Com o salão lotado por tradicionalistas de diversas querências, autoridades e membros da comunidade, Fiorin conduziu o público a uma profunda reflexão com o tema "Ijuí Capital Nacional e Mundial das Etnias e Berço do Tradicionalismo". Em sua fala, ele desmistificou a ideia de que a forte presença imigrante poderia ofuscar o gauchismo; pelo contrário, demonstrou como essas duas identidades históricas se entrelaçaram para criar uma cultura rica e pioneira.
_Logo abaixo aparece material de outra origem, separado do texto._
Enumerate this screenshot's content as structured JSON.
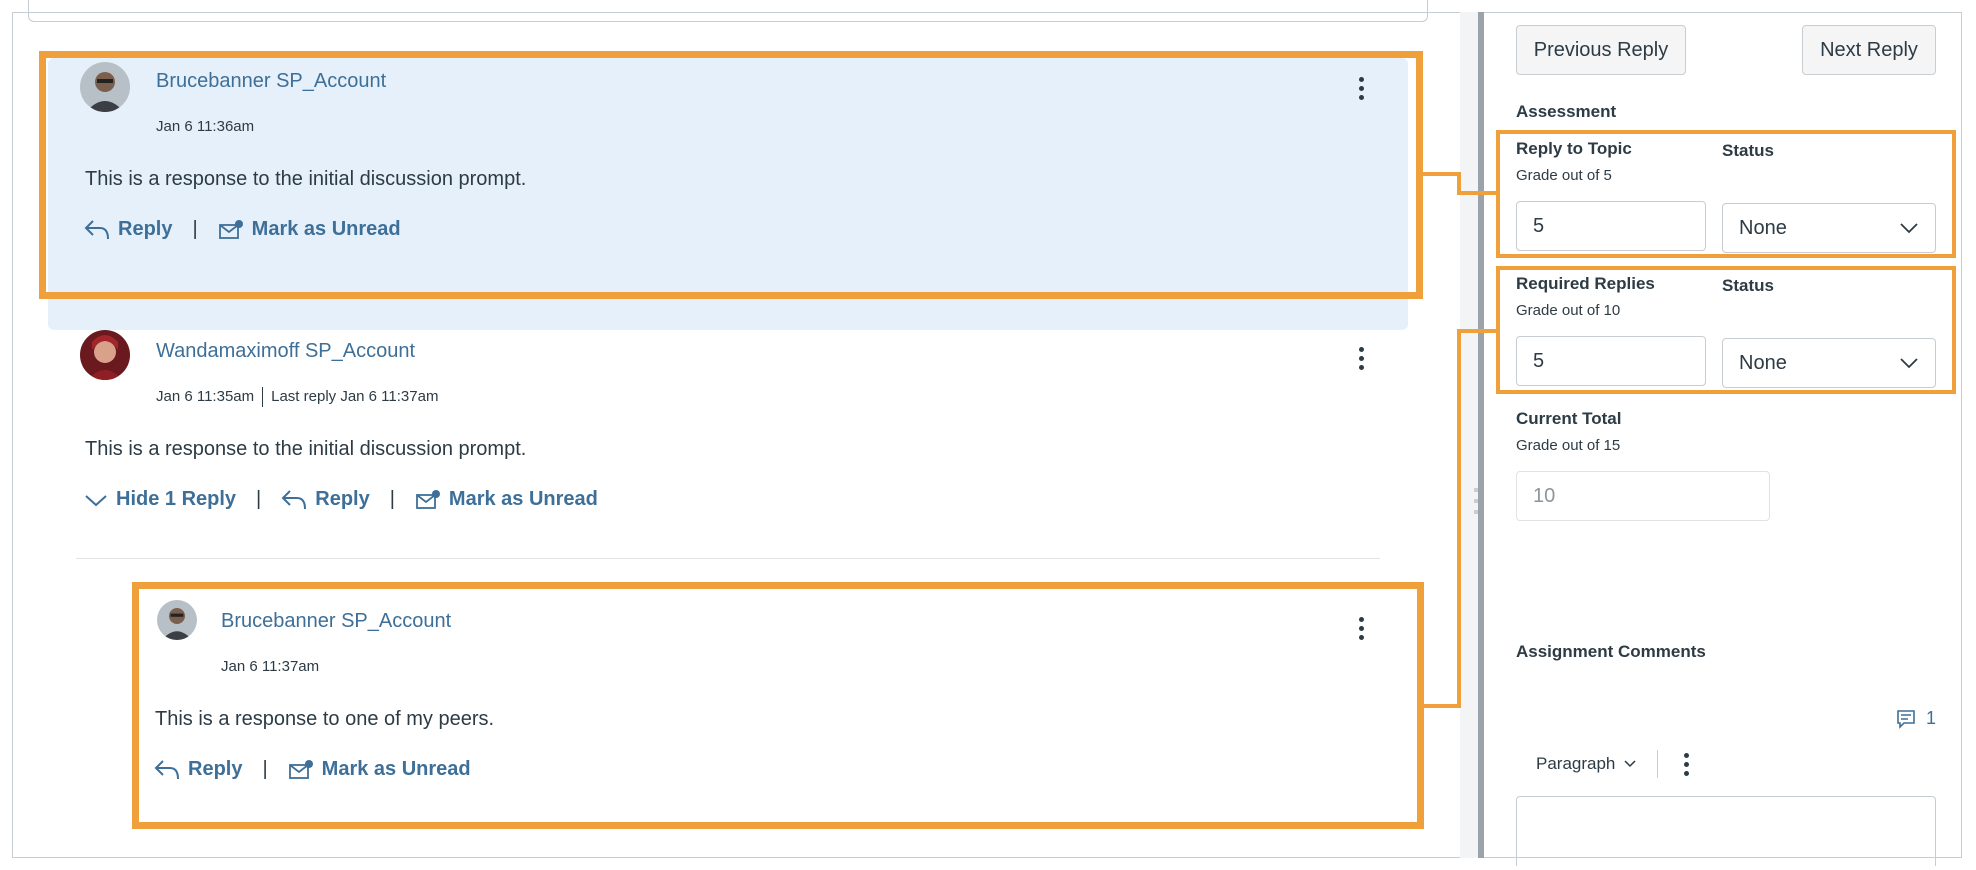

Durante a explanação, Fiorin destacou a singularidade do município. Ijuí carrega o orgulho de abrigar dezenas de etnias — que anualmente celebram sua convivência pacífica — e, simultaneamente, ostenta o título de berço do movimento tradicionalista organizado. O palestrante resgatou memórias fundamentais, lembrando que foram muitas vezes os próprios imigrantes e seus descendentes (alemães, italianos, poloneses, entre outros) que, ao lado dos luso-brasileiros e afrodescendentes, vestiram a pilcha nas décadas de 1940 e 1950 para defender os costumes do estado, sob a liderança de figuras históricas como o capitão Laureano Medeiros.
"A grandeza de Ijuí reside em sua capacidade de abraçar o mundo sem perder a sua essência. Mostrar que somos a Capital das Etnias e o Berço do Tradicionalismo é provar que a cultura gaúcha não é excludente, mas sim feita de integração, respeito e construção coletiva", resumiu o espírito da palestra.
A abordagem de José Augusto Fiorin emocionou os presentes ao evidenciar que o tradicionalismo ijuiense nasceu de um ato de união e solidariedade em tempos difíceis, moldando o caráter acolhedor do Rio Grande do Sul.
A palestra inaugural deu o tom perfeito para os debates do 72º Congresso Tradicionalista Gaúcho. Inspirados pela história de Ijuí, os participantes das diversas Regiões Tradicionalistas (RTs) seguem agora com uma extensa programação de painéis e plenárias, com o compromisso de projetar o futuro do movimento sem esquecer as raízes plurais que formam a identidade do povo gaúcho.